Western blotting was carried out as described previously.45 Total protein was extracted from the cultured cells using RIPA lysis buffer (Beyotime, Nanjing, China), which was supplemented with a protease inhibitor cocktail according to the manufacturer’s instructions. The protein mixtures were centrifuged to remove cellular debris. The extracted proteins were separated by 10% sodium dodecyl sulfate-polyacrylamide gel electrophoresis (SDS-PAGE) and electrotransferred to polyvinylidene fluoride (PVDF) membranes (Amersham, Little Chalfont, UK). The PVDF membranes were blocked for 2 h at room temperature using 5% non-fat milk (BD Biosciences, San Jose, CA). The membranes were incubated at 4 °C overnight with the following primary antibodies: anti-OCN (1:1 000; Boster Biological Technology, Wuhan, China), anti-BSP (1:1 000; Boster Biological Technology), anti-ALP (1:1000; Proteintech Group, Wuhan, China), anti-RUNX2 (1:1 000; Proteintech Group), and anti-GAPDH (1:1 000; Boster Biological Technology). Subsequently, the membranes were incubated with horseradish peroxidase (HRP)-conjugated secondary antibodies (ZSGB-Bio) for 1 h at room temperature. The immunoreactive bands were visualized using an ECL chemiluminescence reagent (Solarbio).
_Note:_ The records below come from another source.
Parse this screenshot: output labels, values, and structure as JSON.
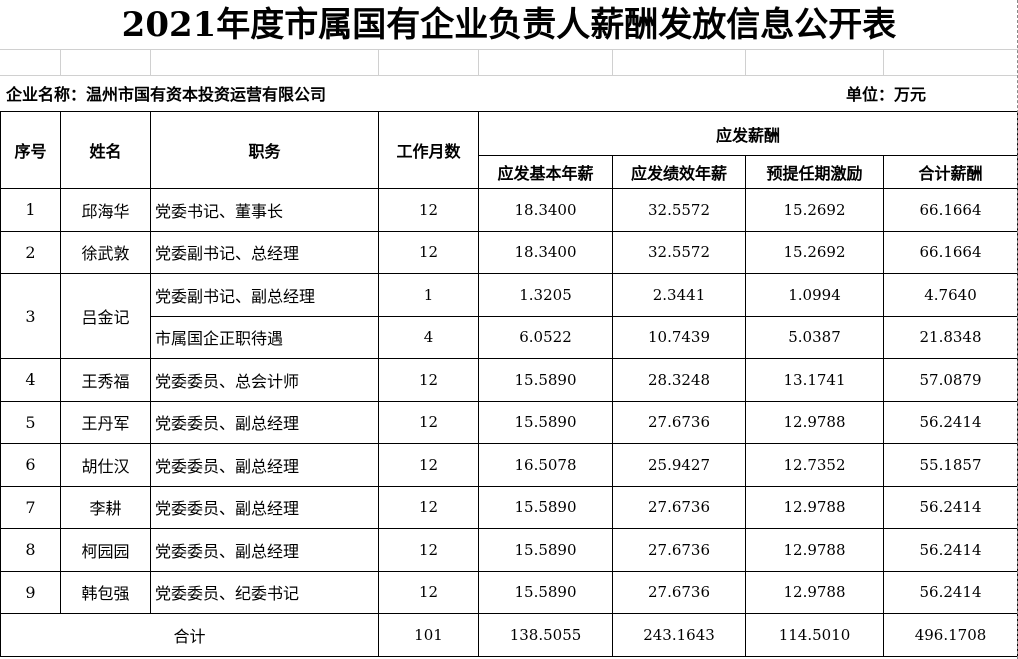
{
  "title": "2021年度市属国有企业负责人薪酬发放信息公开表",
  "company_label": "企业名称：温州市国有资本投资运营有限公司",
  "unit_label": "单位：万元",
  "headers": {
    "seq": "序号",
    "name": "姓名",
    "position": "职务",
    "months": "工作月数",
    "pay_group": "应发薪酬",
    "basic": "应发基本年薪",
    "performance": "应发绩效年薪",
    "incentive": "预提任期激励",
    "total": "合计薪酬"
  },
  "rows": [
    {
      "seq": "1",
      "name": "邱海华",
      "entries": [
        {
          "position": "党委书记、董事长",
          "months": "12",
          "basic": "18.3400",
          "performance": "32.5572",
          "incentive": "15.2692",
          "total": "66.1664"
        }
      ]
    },
    {
      "seq": "2",
      "name": "徐武敦",
      "entries": [
        {
          "position": "党委副书记、总经理",
          "months": "12",
          "basic": "18.3400",
          "performance": "32.5572",
          "incentive": "15.2692",
          "total": "66.1664"
        }
      ]
    },
    {
      "seq": "3",
      "name": "吕金记",
      "entries": [
        {
          "position": "党委副书记、副总经理",
          "months": "1",
          "basic": "1.3205",
          "performance": "2.3441",
          "incentive": "1.0994",
          "total": "4.7640"
        },
        {
          "position": "市属国企正职待遇",
          "months": "4",
          "basic": "6.0522",
          "performance": "10.7439",
          "incentive": "5.0387",
          "total": "21.8348"
        }
      ]
    },
    {
      "seq": "4",
      "name": "王秀福",
      "entries": [
        {
          "position": "党委委员、总会计师",
          "months": "12",
          "basic": "15.5890",
          "performance": "28.3248",
          "incentive": "13.1741",
          "total": "57.0879"
        }
      ]
    },
    {
      "seq": "5",
      "name": "王丹军",
      "entries": [
        {
          "position": "党委委员、副总经理",
          "months": "12",
          "basic": "15.5890",
          "performance": "27.6736",
          "incentive": "12.9788",
          "total": "56.2414"
        }
      ]
    },
    {
      "seq": "6",
      "name": "胡仕汉",
      "entries": [
        {
          "position": "党委委员、副总经理",
          "months": "12",
          "basic": "16.5078",
          "performance": "25.9427",
          "incentive": "12.7352",
          "total": "55.1857"
        }
      ]
    },
    {
      "seq": "7",
      "name": "李耕",
      "entries": [
        {
          "position": "党委委员、副总经理",
          "months": "12",
          "basic": "15.5890",
          "performance": "27.6736",
          "incentive": "12.9788",
          "total": "56.2414"
        }
      ]
    },
    {
      "seq": "8",
      "name": "柯园园",
      "entries": [
        {
          "position": "党委委员、副总经理",
          "months": "12",
          "basic": "15.5890",
          "performance": "27.6736",
          "incentive": "12.9788",
          "total": "56.2414"
        }
      ]
    },
    {
      "seq": "9",
      "name": "韩包强",
      "entries": [
        {
          "position": "党委委员、纪委书记",
          "months": "12",
          "basic": "15.5890",
          "performance": "27.6736",
          "incentive": "12.9788",
          "total": "56.2414"
        }
      ]
    }
  ],
  "totals": {
    "label": "合计",
    "months": "101",
    "basic": "138.5055",
    "performance": "243.1643",
    "incentive": "114.5010",
    "total": "496.1708"
  }
}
The relative intensities were analyzed and compared to their respective controls using ImageJ software (NIH, USA).

Statistical analysis

All results were obtained from triplicate samples. Data are presented as the means ± standard deviation and compared by Student’s t-test or one-way analysis of variance using the SPSS 21.0 software package (IBM Corporation, Armonk, NY, USA). P-values < 0.05 were considered to be statistically significant.

Conclusion

In summary, the present results confirmed that the DD-I-associated VPS4B mutation affected the osteogenic differentiation of DFCs and therefore may regulate root formation and bone remodeling during development. These findings provide valuable insights and implications for rootless teeth in patients with DD-I. Further studies are still needed to determine how VPS4B regulates the factors related to root formation and bone remodeling, as well as the intrinsic mechanism of these clinical manifestations in DD-I patients.